Abortion restrictions like the ban placed in Texas only exacerbate this already dire situation. In the five states that have proposed abortion restrictions during COVID-19, there are only 69 abortion clinics left. There are zero abortion providers in over 90% of those state’s counties. And in Mississippi, which has one of the highest maternal mortality rates in the country, only a single clinic is left standing.
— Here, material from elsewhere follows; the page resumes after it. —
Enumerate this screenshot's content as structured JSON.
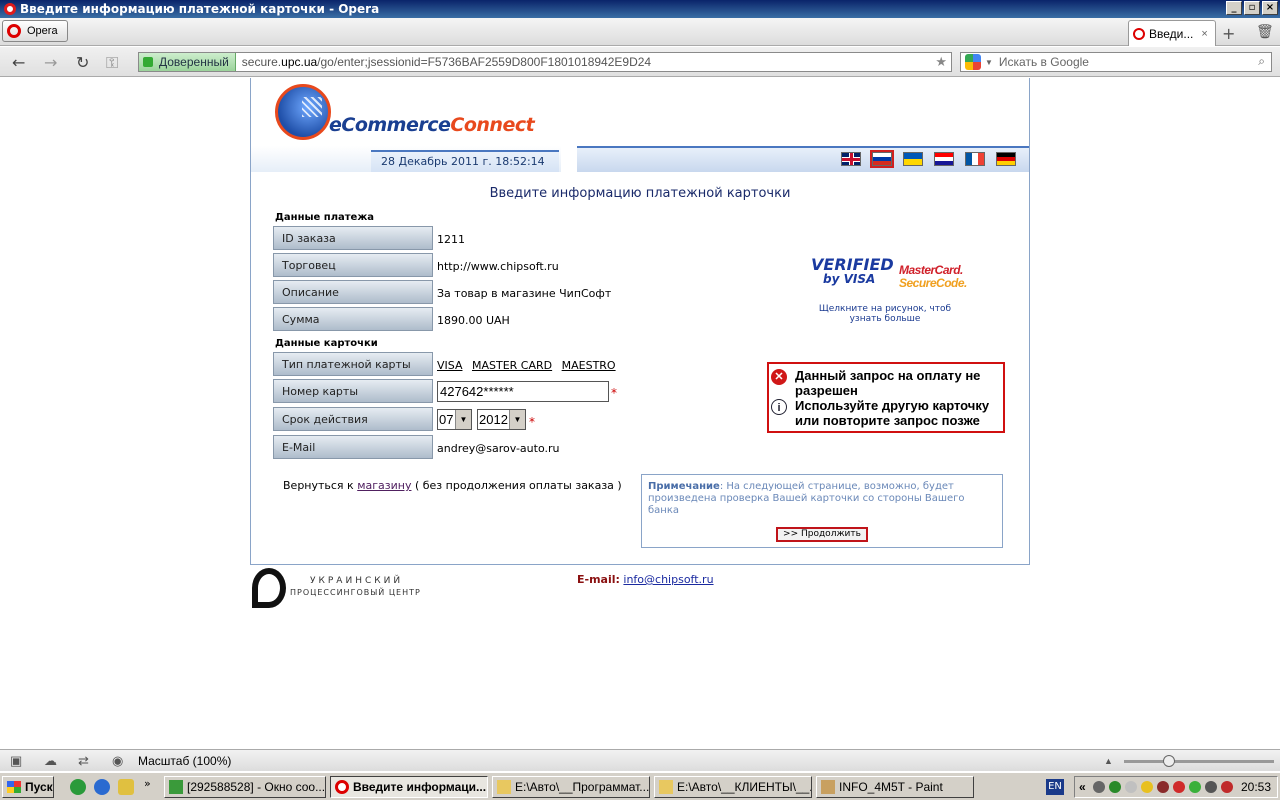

But even in states with more lenient abortion policies, maternal mortality and morbidity run rampant. In NYC, which has some of the better abortion regulations in the country, the maternal mortality rate is well above the national average. And despite its wealth, New York City has some of the worst racial health disparities in the world, with black people being up to twelve times more likely to die during childbirth than their white counterparts.
These disparities show that while lifting abortion restrictions is a critical step towards improving reproductive healthcare, it’s not enough to save lives. As long as our healthcare system is motivated by profit and corporate greed, people will continue to die.
If we want to save the 30,000 people who die from unsafe abortion every year, we need to do more than lift the current abortion bans and codify Roe v Wade. We need to radically reorganize our political and healthcare infrastructure by abolishing for-profit healthcare and instituting a free, public and worker controlled system in its place. We need to tax the wealthiest individuals and corporations to ensure that every person has access to comprehensive and reliable healthcare, regardless of their race, class or gender identity. Only by doing this can we guarantee reproductive rights to all people, eliminate racial health disparities, and create a better, healthier world.